*****
Sepasang bola mata cokelat kayu itu terdiam—dengan tatapan sirat dengan bayang-bayang. Dia mengigit bibirnya keras hingga menimbulkan bercak memutih di permukaannya, jemari tangannya terkepal berusaha mengendalikan emosi dan menandakan bahwa dirinya tidak dalam keadaan baik-baik saja. Ya, tentu saja. Dia merasa ambigu, namun di lain sisi sedikit linglung. Apa yang seharusnya dia lakukan sekarang? dunia bukan tempatnya. Bukan. Tempat aslinya adalah di langit, dan dia bukan seorang manusia. Shaylene merasakan dadanya terasa sesak, ditikam beribu-ribu ingatan yang menyerbu otaknya. Mulai dari Logan Lerman, Ratu Everence, Whale—sikuda terbang, Laurence, Grace, Freddie, Eragon dan semua orang-orang yang sering dia temui di Istana langit. Lalu dilanjutkan dengan Justin, senyumnya, pelukannya, ciumannya. Siapa yang seharusnya dia pilih sekarang? "Tidak seharusnya seorang bidadari bersatu dengan mortal, kau tahu itu?" Suara Emma seakan seperti guntur yang berkilat, meruntuhkan kenyataan yang sejak tadi terngiang di atas kepalanya. Shaylene menarik nafas perlahan, kembali menatap sepasang manik mata milik Emma yang terkadang berganti warna menjadi biru kehijauan.

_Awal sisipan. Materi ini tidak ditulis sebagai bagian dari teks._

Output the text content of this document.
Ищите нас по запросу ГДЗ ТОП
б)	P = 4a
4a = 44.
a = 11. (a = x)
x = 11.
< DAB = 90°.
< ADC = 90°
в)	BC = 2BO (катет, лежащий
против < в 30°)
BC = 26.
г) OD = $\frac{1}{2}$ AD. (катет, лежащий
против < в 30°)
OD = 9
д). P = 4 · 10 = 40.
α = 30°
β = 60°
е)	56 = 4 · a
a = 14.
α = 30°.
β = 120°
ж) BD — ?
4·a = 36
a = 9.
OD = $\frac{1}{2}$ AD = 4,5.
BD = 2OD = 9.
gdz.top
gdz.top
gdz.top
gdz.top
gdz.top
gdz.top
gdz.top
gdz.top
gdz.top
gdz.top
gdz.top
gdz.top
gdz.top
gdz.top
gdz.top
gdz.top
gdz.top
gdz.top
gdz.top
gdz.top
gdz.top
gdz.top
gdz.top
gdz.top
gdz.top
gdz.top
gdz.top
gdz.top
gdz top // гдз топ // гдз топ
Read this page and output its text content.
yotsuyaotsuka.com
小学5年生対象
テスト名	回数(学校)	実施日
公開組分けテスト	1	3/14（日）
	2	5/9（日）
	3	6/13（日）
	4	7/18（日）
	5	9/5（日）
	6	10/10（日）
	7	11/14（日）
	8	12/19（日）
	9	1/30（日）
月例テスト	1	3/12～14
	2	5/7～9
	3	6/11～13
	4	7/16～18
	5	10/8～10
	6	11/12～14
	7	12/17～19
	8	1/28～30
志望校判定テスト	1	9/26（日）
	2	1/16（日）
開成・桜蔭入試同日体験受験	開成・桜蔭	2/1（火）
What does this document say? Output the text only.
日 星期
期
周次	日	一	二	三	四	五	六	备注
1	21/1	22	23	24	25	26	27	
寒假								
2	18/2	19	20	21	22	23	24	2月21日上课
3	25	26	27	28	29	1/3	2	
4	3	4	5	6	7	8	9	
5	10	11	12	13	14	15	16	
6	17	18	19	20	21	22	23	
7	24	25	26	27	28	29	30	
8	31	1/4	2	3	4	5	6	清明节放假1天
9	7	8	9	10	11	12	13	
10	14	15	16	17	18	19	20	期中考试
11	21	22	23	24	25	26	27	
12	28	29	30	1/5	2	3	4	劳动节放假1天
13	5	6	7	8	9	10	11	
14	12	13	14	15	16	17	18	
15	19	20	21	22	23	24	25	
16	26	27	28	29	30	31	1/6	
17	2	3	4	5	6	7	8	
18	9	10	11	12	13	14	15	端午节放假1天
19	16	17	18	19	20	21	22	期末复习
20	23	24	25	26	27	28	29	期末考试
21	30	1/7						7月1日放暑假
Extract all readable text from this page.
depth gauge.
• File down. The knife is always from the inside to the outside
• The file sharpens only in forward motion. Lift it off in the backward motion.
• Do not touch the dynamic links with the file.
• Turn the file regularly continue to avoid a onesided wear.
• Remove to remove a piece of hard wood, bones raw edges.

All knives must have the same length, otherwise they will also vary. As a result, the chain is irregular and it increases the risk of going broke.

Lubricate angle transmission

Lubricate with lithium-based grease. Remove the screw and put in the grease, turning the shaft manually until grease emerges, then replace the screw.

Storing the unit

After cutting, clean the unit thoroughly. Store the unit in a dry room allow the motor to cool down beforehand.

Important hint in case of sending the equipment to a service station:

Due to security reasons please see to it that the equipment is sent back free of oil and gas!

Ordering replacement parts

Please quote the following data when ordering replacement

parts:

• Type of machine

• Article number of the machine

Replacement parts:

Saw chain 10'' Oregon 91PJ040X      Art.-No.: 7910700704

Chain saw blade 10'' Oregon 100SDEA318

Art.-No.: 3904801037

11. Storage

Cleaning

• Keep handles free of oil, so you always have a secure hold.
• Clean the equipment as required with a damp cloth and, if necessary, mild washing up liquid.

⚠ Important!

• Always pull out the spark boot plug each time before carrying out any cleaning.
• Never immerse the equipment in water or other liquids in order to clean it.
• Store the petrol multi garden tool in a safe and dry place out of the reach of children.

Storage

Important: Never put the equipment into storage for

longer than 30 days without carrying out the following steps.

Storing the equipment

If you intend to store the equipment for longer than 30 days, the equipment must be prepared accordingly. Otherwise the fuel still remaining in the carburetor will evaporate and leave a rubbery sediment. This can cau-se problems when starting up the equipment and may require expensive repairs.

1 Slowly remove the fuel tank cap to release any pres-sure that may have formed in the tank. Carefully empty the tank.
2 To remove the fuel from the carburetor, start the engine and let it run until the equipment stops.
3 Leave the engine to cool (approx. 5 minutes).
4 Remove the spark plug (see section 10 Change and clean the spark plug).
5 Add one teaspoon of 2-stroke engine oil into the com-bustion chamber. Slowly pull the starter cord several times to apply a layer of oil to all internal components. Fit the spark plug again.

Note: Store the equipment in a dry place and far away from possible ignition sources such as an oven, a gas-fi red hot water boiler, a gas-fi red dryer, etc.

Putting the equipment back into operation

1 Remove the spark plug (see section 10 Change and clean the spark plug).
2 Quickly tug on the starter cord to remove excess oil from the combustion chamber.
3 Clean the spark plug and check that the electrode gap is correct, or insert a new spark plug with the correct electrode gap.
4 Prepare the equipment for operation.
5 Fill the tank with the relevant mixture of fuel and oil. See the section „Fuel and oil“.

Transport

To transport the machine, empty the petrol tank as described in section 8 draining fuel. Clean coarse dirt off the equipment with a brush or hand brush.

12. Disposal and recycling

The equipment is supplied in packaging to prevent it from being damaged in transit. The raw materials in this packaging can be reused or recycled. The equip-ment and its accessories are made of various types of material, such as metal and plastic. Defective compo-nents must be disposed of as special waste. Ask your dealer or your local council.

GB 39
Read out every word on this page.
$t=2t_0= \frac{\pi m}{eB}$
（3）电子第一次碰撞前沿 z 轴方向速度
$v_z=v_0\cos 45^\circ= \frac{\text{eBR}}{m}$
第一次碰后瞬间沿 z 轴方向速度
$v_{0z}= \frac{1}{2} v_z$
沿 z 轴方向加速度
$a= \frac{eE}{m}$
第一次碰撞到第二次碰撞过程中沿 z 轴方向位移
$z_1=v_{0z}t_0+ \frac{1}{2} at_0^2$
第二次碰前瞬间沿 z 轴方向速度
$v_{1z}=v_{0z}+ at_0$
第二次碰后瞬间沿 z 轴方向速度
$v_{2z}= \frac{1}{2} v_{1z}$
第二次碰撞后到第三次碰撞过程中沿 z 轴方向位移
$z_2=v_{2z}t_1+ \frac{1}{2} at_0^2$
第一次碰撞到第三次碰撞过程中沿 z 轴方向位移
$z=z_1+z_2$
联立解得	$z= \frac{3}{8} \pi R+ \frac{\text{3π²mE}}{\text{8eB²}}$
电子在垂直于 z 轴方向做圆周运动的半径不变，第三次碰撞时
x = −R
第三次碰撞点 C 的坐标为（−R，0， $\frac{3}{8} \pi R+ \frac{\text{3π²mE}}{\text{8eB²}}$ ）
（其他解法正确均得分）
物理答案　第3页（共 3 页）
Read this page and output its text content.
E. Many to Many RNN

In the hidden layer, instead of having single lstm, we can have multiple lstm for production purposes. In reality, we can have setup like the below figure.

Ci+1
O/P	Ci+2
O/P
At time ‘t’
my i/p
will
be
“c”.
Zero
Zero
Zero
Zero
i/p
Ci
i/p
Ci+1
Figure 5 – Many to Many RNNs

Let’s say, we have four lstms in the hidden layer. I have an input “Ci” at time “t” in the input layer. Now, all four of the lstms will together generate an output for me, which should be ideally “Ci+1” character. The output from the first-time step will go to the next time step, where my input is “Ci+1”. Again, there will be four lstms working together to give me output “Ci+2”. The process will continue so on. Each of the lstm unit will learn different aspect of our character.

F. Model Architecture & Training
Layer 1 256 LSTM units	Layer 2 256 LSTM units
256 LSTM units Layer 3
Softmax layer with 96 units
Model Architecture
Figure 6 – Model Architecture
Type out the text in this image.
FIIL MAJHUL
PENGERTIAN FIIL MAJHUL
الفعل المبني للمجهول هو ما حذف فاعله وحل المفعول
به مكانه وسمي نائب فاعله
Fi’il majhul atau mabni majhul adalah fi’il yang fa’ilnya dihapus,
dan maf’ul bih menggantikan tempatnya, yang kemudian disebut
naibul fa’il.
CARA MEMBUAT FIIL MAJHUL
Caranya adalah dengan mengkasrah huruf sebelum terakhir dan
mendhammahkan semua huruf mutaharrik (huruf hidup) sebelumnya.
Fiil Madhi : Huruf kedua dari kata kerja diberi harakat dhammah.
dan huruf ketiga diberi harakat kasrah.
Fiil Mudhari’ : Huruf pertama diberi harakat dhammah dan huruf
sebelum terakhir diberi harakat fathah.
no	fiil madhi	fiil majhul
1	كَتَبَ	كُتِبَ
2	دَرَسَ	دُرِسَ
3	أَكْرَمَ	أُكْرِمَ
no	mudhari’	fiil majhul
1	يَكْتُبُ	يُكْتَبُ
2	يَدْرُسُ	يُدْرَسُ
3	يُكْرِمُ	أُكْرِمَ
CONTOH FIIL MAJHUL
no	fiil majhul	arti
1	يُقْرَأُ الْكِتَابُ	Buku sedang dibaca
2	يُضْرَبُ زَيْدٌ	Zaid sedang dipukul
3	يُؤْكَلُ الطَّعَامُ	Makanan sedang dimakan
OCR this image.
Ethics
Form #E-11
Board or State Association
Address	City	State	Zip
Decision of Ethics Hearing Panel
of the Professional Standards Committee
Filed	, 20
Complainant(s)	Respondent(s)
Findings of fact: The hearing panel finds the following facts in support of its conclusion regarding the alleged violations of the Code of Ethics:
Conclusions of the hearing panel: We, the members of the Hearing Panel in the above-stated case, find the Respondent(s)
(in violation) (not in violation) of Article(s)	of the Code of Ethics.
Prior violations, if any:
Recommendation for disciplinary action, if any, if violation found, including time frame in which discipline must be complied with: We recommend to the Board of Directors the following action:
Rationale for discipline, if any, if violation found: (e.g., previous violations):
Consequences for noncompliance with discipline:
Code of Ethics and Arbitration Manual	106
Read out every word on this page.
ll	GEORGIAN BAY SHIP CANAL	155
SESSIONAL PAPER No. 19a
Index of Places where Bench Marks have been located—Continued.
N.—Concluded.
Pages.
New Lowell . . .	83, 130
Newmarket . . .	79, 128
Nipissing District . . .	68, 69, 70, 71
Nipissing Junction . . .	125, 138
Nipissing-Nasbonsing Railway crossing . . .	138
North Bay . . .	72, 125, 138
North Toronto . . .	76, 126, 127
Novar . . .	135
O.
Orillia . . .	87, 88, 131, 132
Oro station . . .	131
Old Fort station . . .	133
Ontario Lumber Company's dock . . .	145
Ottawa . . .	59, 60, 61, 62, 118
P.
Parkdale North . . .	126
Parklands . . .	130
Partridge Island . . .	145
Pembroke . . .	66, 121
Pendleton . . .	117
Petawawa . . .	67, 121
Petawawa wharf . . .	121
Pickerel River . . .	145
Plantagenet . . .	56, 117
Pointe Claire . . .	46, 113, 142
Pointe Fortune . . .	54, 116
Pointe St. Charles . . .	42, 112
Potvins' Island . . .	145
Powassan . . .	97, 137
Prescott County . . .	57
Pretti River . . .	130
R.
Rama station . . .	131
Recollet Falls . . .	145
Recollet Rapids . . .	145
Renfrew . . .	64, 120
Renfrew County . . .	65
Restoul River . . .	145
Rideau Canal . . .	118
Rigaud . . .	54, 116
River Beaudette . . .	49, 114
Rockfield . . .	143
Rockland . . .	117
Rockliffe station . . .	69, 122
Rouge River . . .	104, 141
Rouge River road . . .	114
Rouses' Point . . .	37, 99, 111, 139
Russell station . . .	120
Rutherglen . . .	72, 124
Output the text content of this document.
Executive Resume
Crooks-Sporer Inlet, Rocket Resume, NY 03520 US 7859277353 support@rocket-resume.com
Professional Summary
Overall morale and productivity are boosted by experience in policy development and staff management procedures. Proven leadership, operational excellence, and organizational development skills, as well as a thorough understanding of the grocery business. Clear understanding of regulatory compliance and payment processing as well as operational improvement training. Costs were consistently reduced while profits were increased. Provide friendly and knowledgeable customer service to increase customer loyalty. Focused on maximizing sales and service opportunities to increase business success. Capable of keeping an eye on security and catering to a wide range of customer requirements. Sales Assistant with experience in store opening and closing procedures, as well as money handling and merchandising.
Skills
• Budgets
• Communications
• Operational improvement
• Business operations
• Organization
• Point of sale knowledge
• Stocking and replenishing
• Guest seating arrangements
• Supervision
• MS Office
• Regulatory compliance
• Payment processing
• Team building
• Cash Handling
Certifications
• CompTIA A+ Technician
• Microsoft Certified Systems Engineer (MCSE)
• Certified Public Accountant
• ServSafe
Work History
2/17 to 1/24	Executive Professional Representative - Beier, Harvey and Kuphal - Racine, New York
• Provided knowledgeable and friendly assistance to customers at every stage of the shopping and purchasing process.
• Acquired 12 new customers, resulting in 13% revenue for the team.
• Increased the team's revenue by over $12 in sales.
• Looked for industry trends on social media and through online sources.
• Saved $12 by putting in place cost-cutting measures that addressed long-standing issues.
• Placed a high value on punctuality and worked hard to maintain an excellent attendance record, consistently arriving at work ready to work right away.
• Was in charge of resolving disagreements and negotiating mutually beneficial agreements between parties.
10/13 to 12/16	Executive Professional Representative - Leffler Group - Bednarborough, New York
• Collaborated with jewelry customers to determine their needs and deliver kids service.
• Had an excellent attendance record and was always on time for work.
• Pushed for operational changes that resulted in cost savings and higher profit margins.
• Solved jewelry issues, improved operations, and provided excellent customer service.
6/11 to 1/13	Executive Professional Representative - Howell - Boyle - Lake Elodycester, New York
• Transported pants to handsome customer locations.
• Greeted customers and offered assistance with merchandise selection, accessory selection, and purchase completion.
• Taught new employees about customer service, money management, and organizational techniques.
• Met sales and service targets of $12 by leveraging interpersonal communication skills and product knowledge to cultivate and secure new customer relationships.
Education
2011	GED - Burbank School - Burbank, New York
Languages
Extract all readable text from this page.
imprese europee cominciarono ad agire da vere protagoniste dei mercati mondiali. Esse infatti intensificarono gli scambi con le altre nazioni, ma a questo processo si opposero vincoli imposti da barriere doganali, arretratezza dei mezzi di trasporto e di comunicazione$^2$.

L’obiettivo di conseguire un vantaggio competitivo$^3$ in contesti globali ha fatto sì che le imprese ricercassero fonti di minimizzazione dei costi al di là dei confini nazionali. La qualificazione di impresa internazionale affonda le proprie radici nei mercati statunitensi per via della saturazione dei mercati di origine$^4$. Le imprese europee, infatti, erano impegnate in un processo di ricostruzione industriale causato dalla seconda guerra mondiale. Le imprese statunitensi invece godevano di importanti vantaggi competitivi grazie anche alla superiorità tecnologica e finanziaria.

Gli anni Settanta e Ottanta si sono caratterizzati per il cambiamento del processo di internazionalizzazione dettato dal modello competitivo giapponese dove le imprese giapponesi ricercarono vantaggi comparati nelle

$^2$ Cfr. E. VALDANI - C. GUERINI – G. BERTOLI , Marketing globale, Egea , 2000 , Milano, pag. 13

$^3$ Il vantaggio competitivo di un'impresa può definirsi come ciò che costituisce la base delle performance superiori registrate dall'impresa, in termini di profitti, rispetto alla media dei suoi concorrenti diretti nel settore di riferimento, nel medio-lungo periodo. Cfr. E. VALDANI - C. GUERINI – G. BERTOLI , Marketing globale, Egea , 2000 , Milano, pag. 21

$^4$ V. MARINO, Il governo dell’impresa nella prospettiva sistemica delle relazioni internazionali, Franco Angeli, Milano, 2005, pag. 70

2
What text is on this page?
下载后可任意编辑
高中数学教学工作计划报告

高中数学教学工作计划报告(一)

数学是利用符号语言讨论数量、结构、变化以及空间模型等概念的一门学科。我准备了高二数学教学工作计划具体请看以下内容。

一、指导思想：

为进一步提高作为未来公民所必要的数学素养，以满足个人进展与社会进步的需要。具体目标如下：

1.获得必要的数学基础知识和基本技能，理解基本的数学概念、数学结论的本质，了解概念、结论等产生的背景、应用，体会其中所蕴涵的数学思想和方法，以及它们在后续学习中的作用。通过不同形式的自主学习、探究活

"Aku tahu..." ucap Shaylene dengan nada suara gemetar, berusaha menahan air mata yang ingin menerobos keluar dari kelopak matanya. Wanita bermata aquamarin didepannya tampak memainkan alis lantas berdeham lagi.
"Dan kau tahu apa yang seharusnya kau lakukan? Menjauh dari Justin, karena gadis sepertimu sama sekali tidak cocok untuk anakku. Dia membutuhkan seorang gadis yang memang patut disandangkan di sisinya. Bukan dengan gadis asing sepertimu."
"Aku mengerti." Gadis itu mengangguk pelan, mengerti apa maksud Emma dan dia tidak ingin mendengar kalimat selanjutnya yang akan terdengar dari bibir berlapis lipstick nude red itu.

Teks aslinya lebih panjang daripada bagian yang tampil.